Compartir en:
---
Trabajo en un hotel de lujo. Cinco estrellas. Silencio alfombrado, pasillos brillantes, puertas que ocultan mundos enteros detrás. Mi uniforme es discreto: blusa blanca abotonada hasta el cuello, falda oscura hasta la rodilla, medias opacas… pero con cada movimiento, siento cómo los ojos de algunos huéspedes se detienen. Hay algo en servir… en ser invisible y a la vez tan presente, que despierta cosas.
Y a veces… no se necesita decir nada para que suceda todo.
Lo conocí en la habitación 1607. Un hombre maduro, tal vez 50, cabello entrecano, voz grave, mirada directa. Había pedido algo del minibar que no estaba incluido. Me ofrecí a llevárselo yo. No era parte de mi trabajo… pero algo en mí quiso hacerlo.
Cuando abrí la puerta, él estaba ahí, en camisa blanca abierta por la mitad, sentado en el sillón de cuero junto a la ventana. Me observó de pies a cabeza, con calma. Como si me desnudara con los ojos, sin apuro.
—¿Lucía, cierto? —me preguntó, sin levantarse.
—Sí, señor.
—Gracias por traerlo tú misma. Tenía ganas de verte de cerca.

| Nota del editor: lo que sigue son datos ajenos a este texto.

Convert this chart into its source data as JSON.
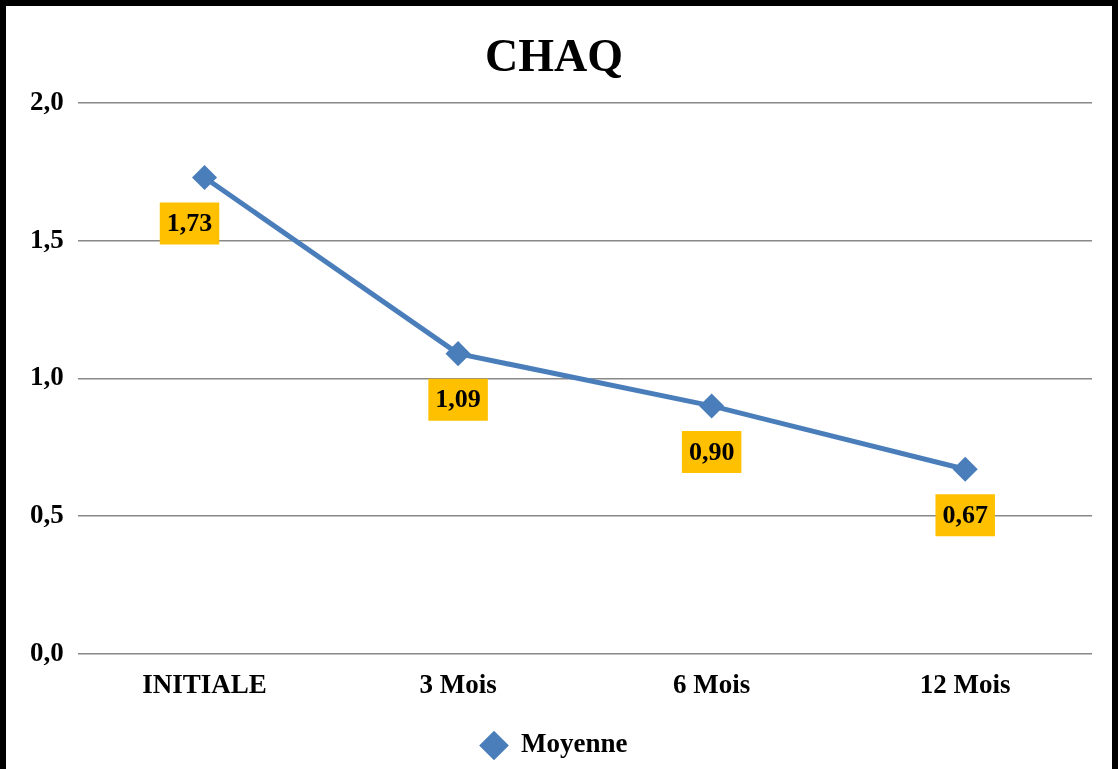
{
  "chart_data": {
    "type": "line",
    "title": "CHAQ",
    "categories": [
      "INITIALE",
      "3 Mois",
      "6 Mois",
      "12 Mois"
    ],
    "series": [
      {
        "name": "Moyenne",
        "color": "#4a7ebb",
        "values": [
          1.73,
          1.09,
          0.9,
          0.67
        ],
        "value_labels": [
          "1,73",
          "1,09",
          "0,90",
          "0,67"
        ]
      }
    ],
    "ylim": [
      0,
      2
    ],
    "yticks": [
      {
        "value": 0,
        "label": "0,0"
      },
      {
        "value": 0.5,
        "label": "0,5"
      },
      {
        "value": 1,
        "label": "1,0"
      },
      {
        "value": 1.5,
        "label": "1,5"
      },
      {
        "value": 2,
        "label": "2,0"
      }
    ],
    "grid": "y",
    "legend": "bottom",
    "marker": "diamond",
    "line_style": "solid"
  }
}
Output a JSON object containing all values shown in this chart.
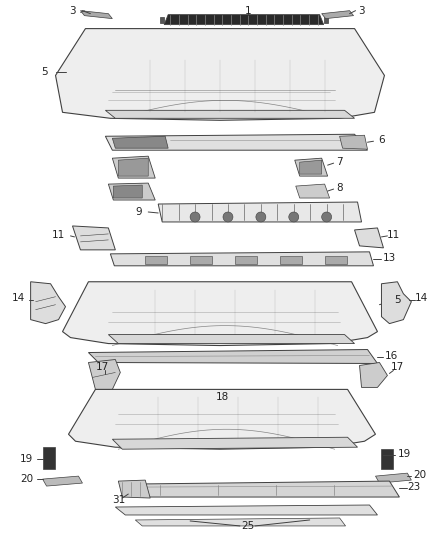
{
  "bg_color": "#ffffff",
  "line_color": "#404040",
  "text_color": "#222222",
  "font_size": 7.5,
  "fig_w": 4.38,
  "fig_h": 5.33,
  "dpi": 100
}
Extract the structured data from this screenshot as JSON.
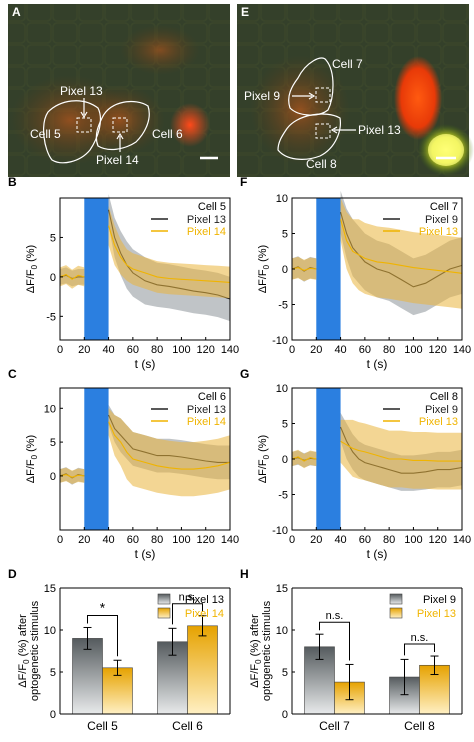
{
  "colors": {
    "stim": "#2b7fe0",
    "series_dark": "#222222",
    "series_orange": "#f0b400",
    "band_gray": "#8c9499",
    "band_orange": "#e9b43c",
    "bar_gray_top": "#555b5e",
    "bar_gray_bottom": "#e8eaeb",
    "bar_orange_top": "#e6a200",
    "bar_orange_bottom": "#fff0c4"
  },
  "panels": [
    {
      "letter": "A",
      "type": "image",
      "cells": [
        "Cell 5",
        "Cell 6"
      ],
      "pixels": [
        "Pixel 13",
        "Pixel 14"
      ]
    },
    {
      "letter": "E",
      "type": "image",
      "cells": [
        "Cell 7",
        "Cell 8"
      ],
      "pixels": [
        "Pixel 9",
        "Pixel 13"
      ]
    }
  ],
  "chart_data": [
    {
      "letter": "B",
      "type": "line",
      "title": "Cell 5",
      "xlabel": "t (s)",
      "ylabel": "ΔF/F0 (%)",
      "xlim": [
        0,
        140
      ],
      "ylim": [
        -8,
        10
      ],
      "xticks": [
        0,
        20,
        40,
        60,
        80,
        100,
        120,
        140
      ],
      "yticks": [
        -5,
        0,
        5
      ],
      "stimulus": [
        20,
        40
      ],
      "legend": "top-right",
      "series": [
        {
          "name": "Pixel 13",
          "color": "dark",
          "x": [
            0,
            5,
            10,
            15,
            20,
            40,
            45,
            50,
            55,
            60,
            70,
            80,
            90,
            100,
            110,
            120,
            130,
            140
          ],
          "y": [
            0,
            0.2,
            -0.2,
            0,
            0,
            8.5,
            5,
            3,
            1.5,
            0.5,
            -0.5,
            -1,
            -1.2,
            -1.5,
            -1.8,
            -2,
            -2.3,
            -2.8
          ],
          "band": [
            1,
            1,
            1,
            1,
            1,
            2,
            2.5,
            2.8,
            3,
            3,
            3,
            2.8,
            2.8,
            2.8,
            2.8,
            2.8,
            2.8,
            2.8
          ]
        },
        {
          "name": "Pixel 14",
          "color": "orange",
          "x": [
            0,
            5,
            10,
            15,
            20,
            40,
            45,
            50,
            55,
            60,
            70,
            80,
            90,
            100,
            110,
            120,
            130,
            140
          ],
          "y": [
            0,
            0.3,
            -0.3,
            0.2,
            0,
            6.5,
            4,
            2.5,
            1.5,
            1,
            0.5,
            0,
            -0.2,
            -0.3,
            -0.4,
            -0.5,
            -0.6,
            -0.7
          ],
          "band": [
            1.2,
            1.2,
            1.2,
            1.2,
            1.2,
            2.5,
            2.5,
            2.2,
            2,
            2,
            2,
            2,
            2,
            2,
            2,
            2,
            2,
            2
          ]
        }
      ]
    },
    {
      "letter": "F",
      "type": "line",
      "title": "Cell 7",
      "xlabel": "t (s)",
      "ylabel": "ΔF/F0 (%)",
      "xlim": [
        0,
        140
      ],
      "ylim": [
        -10,
        10
      ],
      "xticks": [
        0,
        20,
        40,
        60,
        80,
        100,
        120,
        140
      ],
      "yticks": [
        -10,
        -5,
        0,
        5,
        10
      ],
      "stimulus": [
        20,
        40
      ],
      "legend": "top-right",
      "series": [
        {
          "name": "Pixel 9",
          "color": "dark",
          "x": [
            0,
            5,
            10,
            15,
            20,
            40,
            45,
            50,
            55,
            60,
            70,
            80,
            90,
            100,
            110,
            120,
            130,
            140
          ],
          "y": [
            0,
            0.3,
            -0.3,
            0.2,
            0,
            8,
            5,
            3,
            2,
            1,
            0,
            -0.5,
            -1.5,
            -2.5,
            -2,
            -1,
            0,
            0.5
          ],
          "band": [
            1.5,
            1.5,
            1.5,
            1.5,
            1.5,
            3,
            3.5,
            4,
            4,
            4,
            4,
            4,
            4,
            4,
            4,
            4,
            4,
            4
          ]
        },
        {
          "name": "Pixel 13",
          "color": "orange",
          "x": [
            0,
            5,
            10,
            15,
            20,
            40,
            45,
            50,
            55,
            60,
            70,
            80,
            90,
            100,
            110,
            120,
            130,
            140
          ],
          "y": [
            0,
            0.2,
            -0.2,
            0.1,
            0,
            7,
            4,
            2.5,
            2,
            1.5,
            1,
            0.8,
            0.5,
            0.2,
            0,
            -0.2,
            -0.4,
            -0.6
          ],
          "band": [
            1.5,
            1.5,
            1.5,
            1.5,
            1.5,
            3,
            4,
            4.5,
            5,
            5,
            5,
            5,
            5,
            5,
            5,
            5,
            5,
            5
          ]
        }
      ]
    },
    {
      "letter": "C",
      "type": "line",
      "title": "Cell 6",
      "xlabel": "t (s)",
      "ylabel": "ΔF/F0 (%)",
      "xlim": [
        0,
        140
      ],
      "ylim": [
        -8,
        13
      ],
      "xticks": [
        0,
        20,
        40,
        60,
        80,
        100,
        120,
        140
      ],
      "yticks": [
        0,
        5,
        10
      ],
      "stimulus": [
        20,
        40
      ],
      "legend": "top-right",
      "series": [
        {
          "name": "Pixel 13",
          "color": "dark",
          "x": [
            0,
            5,
            10,
            15,
            20,
            40,
            45,
            50,
            55,
            60,
            70,
            80,
            90,
            100,
            110,
            120,
            130,
            140
          ],
          "y": [
            0,
            0.3,
            -0.3,
            0.2,
            0,
            9,
            7,
            6,
            5,
            4,
            3.5,
            3,
            3,
            2.8,
            2.5,
            2.2,
            2,
            2
          ],
          "band": [
            1,
            1,
            1,
            1,
            1,
            1.5,
            2,
            2.5,
            2.5,
            2.5,
            2.5,
            2.5,
            2.5,
            2.5,
            2.5,
            2.5,
            2.5,
            2.5
          ]
        },
        {
          "name": "Pixel 14",
          "color": "orange",
          "x": [
            0,
            5,
            10,
            15,
            20,
            40,
            45,
            50,
            55,
            60,
            70,
            80,
            90,
            100,
            110,
            120,
            130,
            140
          ],
          "y": [
            0,
            0.2,
            -0.2,
            0.1,
            0,
            8,
            6,
            5,
            3.5,
            2.5,
            2,
            1.5,
            1.2,
            1,
            1,
            1.2,
            1.5,
            2
          ],
          "band": [
            1,
            1,
            1,
            1,
            1,
            2,
            3,
            3.5,
            4,
            4,
            4,
            4,
            4,
            4,
            4,
            4,
            4,
            4
          ]
        }
      ]
    },
    {
      "letter": "G",
      "type": "line",
      "title": "Cell 8",
      "xlabel": "t (s)",
      "ylabel": "ΔF/F0 (%)",
      "xlim": [
        0,
        140
      ],
      "ylim": [
        -10,
        10
      ],
      "xticks": [
        0,
        20,
        40,
        60,
        80,
        100,
        120,
        140
      ],
      "yticks": [
        -10,
        -5,
        0,
        5,
        10
      ],
      "stimulus": [
        20,
        40
      ],
      "legend": "top-right",
      "series": [
        {
          "name": "Pixel 9",
          "color": "dark",
          "x": [
            0,
            5,
            10,
            15,
            20,
            40,
            45,
            50,
            55,
            60,
            70,
            80,
            90,
            100,
            110,
            120,
            130,
            140
          ],
          "y": [
            0,
            0.2,
            -0.2,
            0.1,
            0,
            4.5,
            2.5,
            1,
            0,
            -0.5,
            -1,
            -1.5,
            -2,
            -2,
            -1.8,
            -1.5,
            -1.5,
            -1.2
          ],
          "band": [
            1,
            1,
            1,
            1,
            1,
            2,
            2.5,
            2.5,
            2.5,
            2.5,
            2.5,
            2.5,
            2.5,
            2.5,
            2.5,
            2.5,
            2.5,
            2.5
          ]
        },
        {
          "name": "Pixel 13",
          "color": "orange",
          "x": [
            0,
            5,
            10,
            15,
            20,
            40,
            45,
            50,
            55,
            60,
            70,
            80,
            90,
            100,
            110,
            120,
            130,
            140
          ],
          "y": [
            0,
            0.3,
            -0.3,
            0.2,
            0,
            2.5,
            2,
            1.5,
            1.2,
            1,
            0.5,
            0,
            0,
            -0.2,
            -0.2,
            -0.3,
            -0.3,
            -0.3
          ],
          "band": [
            1,
            1,
            1,
            1,
            1,
            3,
            3.5,
            4,
            4,
            4,
            4,
            4,
            4,
            4,
            4,
            4,
            4,
            4
          ]
        }
      ]
    },
    {
      "letter": "D",
      "type": "bar",
      "ylabel": "ΔF/F0 (%) after optogenetic stimulus",
      "categories": [
        "Cell 5",
        "Cell 6"
      ],
      "ylim": [
        0,
        15
      ],
      "yticks": [
        0,
        5,
        10,
        15
      ],
      "legend": "top-right",
      "series": [
        {
          "name": "Pixel 13",
          "color": "gray",
          "values": [
            9.0,
            8.6
          ],
          "errors": [
            1.3,
            1.6
          ]
        },
        {
          "name": "Pixel 14",
          "color": "orange",
          "values": [
            5.5,
            10.5
          ],
          "errors": [
            0.9,
            1.2
          ]
        }
      ],
      "significance": [
        "*",
        "n.s."
      ]
    },
    {
      "letter": "H",
      "type": "bar",
      "ylabel": "ΔF/F0 (%) after optogenetic stimulus",
      "categories": [
        "Cell 7",
        "Cell 8"
      ],
      "ylim": [
        0,
        15
      ],
      "yticks": [
        0,
        5,
        10,
        15
      ],
      "legend": "top-right",
      "series": [
        {
          "name": "Pixel 9",
          "color": "gray",
          "values": [
            8.0,
            4.4
          ],
          "errors": [
            1.5,
            2.1
          ]
        },
        {
          "name": "Pixel 13",
          "color": "orange",
          "values": [
            3.8,
            5.8
          ],
          "errors": [
            2.1,
            1.1
          ]
        }
      ],
      "significance": [
        "n.s.",
        "n.s."
      ]
    }
  ]
}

Mi respiración se detuvo un segundo. Sentí un calor subir por mis piernas, lento, húmedo, casi imperceptible. Su voz era suave… pero con una firmeza que desarmaba.
Me acerqué para dejar la bebida sobre la mesa. Él no me tocó. Solo se quedó ahí, con la copa en la mano, mirándome como si yo fuera la bebida.

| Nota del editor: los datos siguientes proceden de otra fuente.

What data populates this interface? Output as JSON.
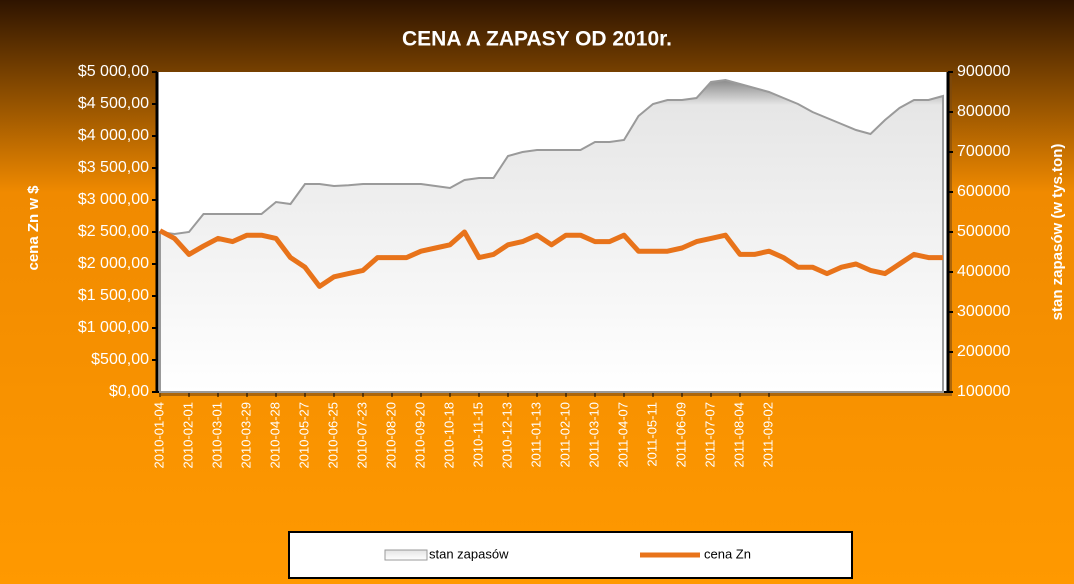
{
  "chart_data": {
    "type": "line",
    "title": "CENA A ZAPASY  OD 2010r.",
    "y_label": "cena Zn w $",
    "y2_label": "stan zapasów (w tys.ton)",
    "categories": [
      "2010-01-04",
      null,
      "2010-02-01",
      null,
      "2010-03-01",
      null,
      "2010-03-29",
      null,
      "2010-04-28",
      null,
      "2010-05-27",
      null,
      "2010-06-25",
      null,
      "2010-07-23",
      null,
      "2010-08-20",
      null,
      "2010-09-20",
      null,
      "2010-10-18",
      null,
      "2010-11-15",
      null,
      "2010-12-13",
      null,
      "2011-01-13",
      null,
      "2011-02-10",
      null,
      "2011-03-10",
      null,
      "2011-04-07",
      null,
      "2011-05-11",
      null,
      "2011-06-09",
      null,
      "2011-07-07",
      null,
      "2011-08-04",
      null,
      "2011-09-02",
      null,
      null,
      null,
      null,
      null,
      null,
      null,
      null,
      null,
      null,
      null,
      null
    ],
    "series": [
      {
        "name": "stan zapasów",
        "kind": "area",
        "axis": "y2",
        "color": "#9a9a9a",
        "values": [
          500000,
          495000,
          500000,
          545000,
          545000,
          545000,
          545000,
          545000,
          575000,
          570000,
          620000,
          620000,
          615000,
          617000,
          620000,
          620000,
          620000,
          620000,
          620000,
          615000,
          610000,
          630000,
          635000,
          635000,
          690000,
          700000,
          705000,
          705000,
          705000,
          705000,
          725000,
          725000,
          730000,
          790000,
          820000,
          830000,
          830000,
          835000,
          875000,
          880000,
          870000,
          860000,
          850000,
          835000,
          820000,
          800000,
          785000,
          770000,
          755000,
          745000,
          780000,
          810000,
          830000,
          830000,
          840000
        ]
      },
      {
        "name": "cena Zn",
        "kind": "line",
        "axis": "y",
        "color": "#e8731a",
        "values": [
          2520,
          2400,
          2150,
          2280,
          2400,
          2350,
          2450,
          2450,
          2400,
          2100,
          1950,
          1650,
          1800,
          1850,
          1900,
          2100,
          2100,
          2100,
          2200,
          2250,
          2300,
          2500,
          2100,
          2150,
          2300,
          2350,
          2450,
          2300,
          2450,
          2450,
          2350,
          2350,
          2450,
          2200,
          2200,
          2200,
          2250,
          2350,
          2400,
          2450,
          2150,
          2150,
          2200,
          2100,
          1950,
          1950,
          1850,
          1950,
          2000,
          1900,
          1850,
          2000,
          2150,
          2100,
          2100
        ]
      }
    ],
    "ylim": [
      0,
      5000
    ],
    "yticks": [
      {
        "value": 0,
        "label": "$0,00"
      },
      {
        "value": 500,
        "label": "$500,00"
      },
      {
        "value": 1000,
        "label": "$1 000,00"
      },
      {
        "value": 1500,
        "label": "$1 500,00"
      },
      {
        "value": 2000,
        "label": "$2 000,00"
      },
      {
        "value": 2500,
        "label": "$2 500,00"
      },
      {
        "value": 3000,
        "label": "$3 000,00"
      },
      {
        "value": 3500,
        "label": "$3 500,00"
      },
      {
        "value": 4000,
        "label": "$4 000,00"
      },
      {
        "value": 4500,
        "label": "$4 500,00"
      },
      {
        "value": 5000,
        "label": "$5 000,00"
      }
    ],
    "y2lim": [
      100000,
      900000
    ],
    "y2ticks": [
      100000,
      200000,
      300000,
      400000,
      500000,
      600000,
      700000,
      800000,
      900000
    ],
    "legend": "bottom"
  }
}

—¿Te molesta si te pido algo más?
—Depende —contesté, sin pensarlo.
El ambiente se volvió denso, íntimo. La habitación parecía cerrarse sobre nosotros. Podía oír mi propio corazón. Él se levantó. Alto, sólido. Se acercó, despacio, y levantó una mano… no para tocarme, sino para apenas rozar el botón superior de mi blusa.
—Hace calor aquí dentro, ¿no te parece?
Asentí. Sin voz. Sin voluntad.
Me desabotonó uno. Luego otro. Sus dedos eran lentos, firmes, decididos. Como si ya lo hubiera hecho mil veces. No me empujó, no me forzó. Me abrió como quien abre un regalo muy esperado.
Y yo… me dejé.
No me quité la ropa. No hizo falta. Él me acarició por encima de la tela, por debajo de la falda. Cada roce era un incendio contenido. Me apoyó contra la pared con la palma en mi cintura, firme, pero sin dureza. Yo sentía cómo me derretía por dentro.

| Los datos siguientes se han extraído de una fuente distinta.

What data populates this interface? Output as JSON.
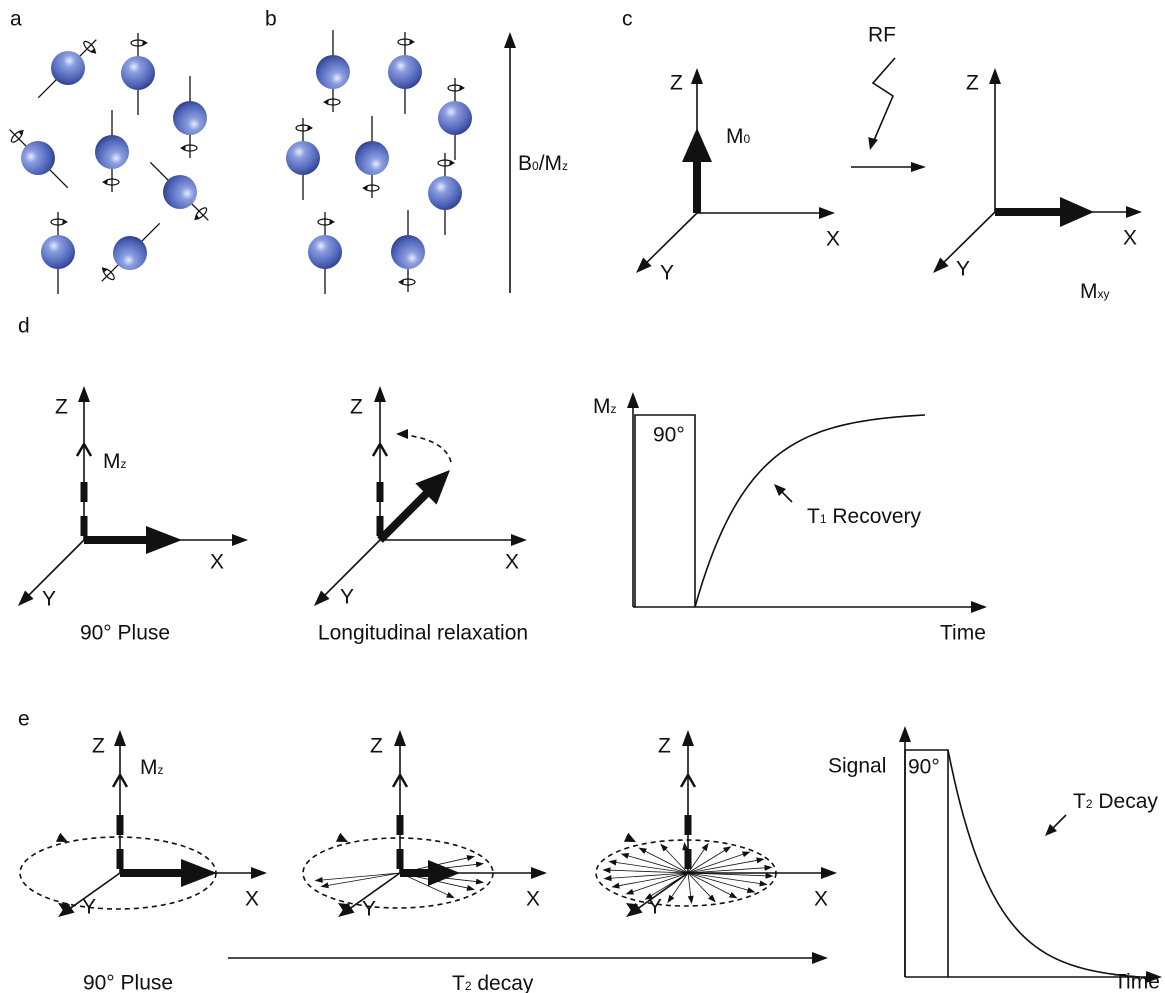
{
  "a": {
    "label": "a"
  },
  "b": {
    "label": "b",
    "axis_label": [
      {
        "text": "B",
        "sub": "0"
      },
      {
        "text": "/M",
        "sub": "z"
      }
    ]
  },
  "c": {
    "label": "c",
    "pulse": "RF",
    "before": {
      "z": "Z",
      "x": "X",
      "y": "Y",
      "vector": {
        "text": "M",
        "sub": "0"
      }
    },
    "after": {
      "z": "Z",
      "x": "X",
      "y": "Y",
      "vector": {
        "text": "M",
        "sub": "xy"
      }
    }
  },
  "d": {
    "label": "d",
    "pulse_state": {
      "z": "Z",
      "x": "X",
      "y": "Y",
      "vector": {
        "text": "M",
        "sub": "z"
      },
      "caption": "90° Pluse"
    },
    "relaxation_state": {
      "z": "Z",
      "x": "X",
      "y": "Y",
      "caption": "Longitudinal relaxation"
    },
    "graph": {
      "y_label": {
        "text": "M",
        "sub": "z"
      },
      "pulse_label": "90°",
      "curve_label": {
        "text": "T",
        "sub": "1",
        "suffix": " Recovery"
      },
      "x_label": "Time"
    }
  },
  "e": {
    "label": "e",
    "states": [
      {
        "z": "Z",
        "x": "X",
        "y": "Y",
        "vector": {
          "text": "M",
          "sub": "z"
        },
        "caption": "90° Pluse"
      },
      {
        "z": "Z",
        "x": "X",
        "y": "Y"
      },
      {
        "z": "Z",
        "x": "X",
        "y": "Y"
      }
    ],
    "timeline_label": {
      "text": "T",
      "sub": "2",
      "suffix": " decay"
    },
    "graph": {
      "y_label": "Signal",
      "pulse_label": "90°",
      "curve_label": {
        "text": "T",
        "sub": "2",
        "suffix": " Decay"
      },
      "x_label": "Time"
    }
  }
}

Cuando sus labios rozaron mi cuello, se me escapó un suspiro que llevaba años guardado. Su aliento me quemaba. Su boca me hablaba sin palabras. Y yo, entre jadeos silenciosos, descubrí que jamás había sentido algo tan urgente, tan real.
No fue una noche. Fue un encuentro. Un momento suspendido, fuera del tiempo y de las normas. Cuando terminé de arreglarme el uniforme, él se volvió a sentar, tranquilo, como si nada hubiera pasado. Pero al verme irme, dijo:
—Pide que te asignen de nuevo mi piso.
—¿Y si no lo hacen? —le pregunté.
Me sonrió.
—Entonces tendré que volver a pedir algo que no esté en el minibar.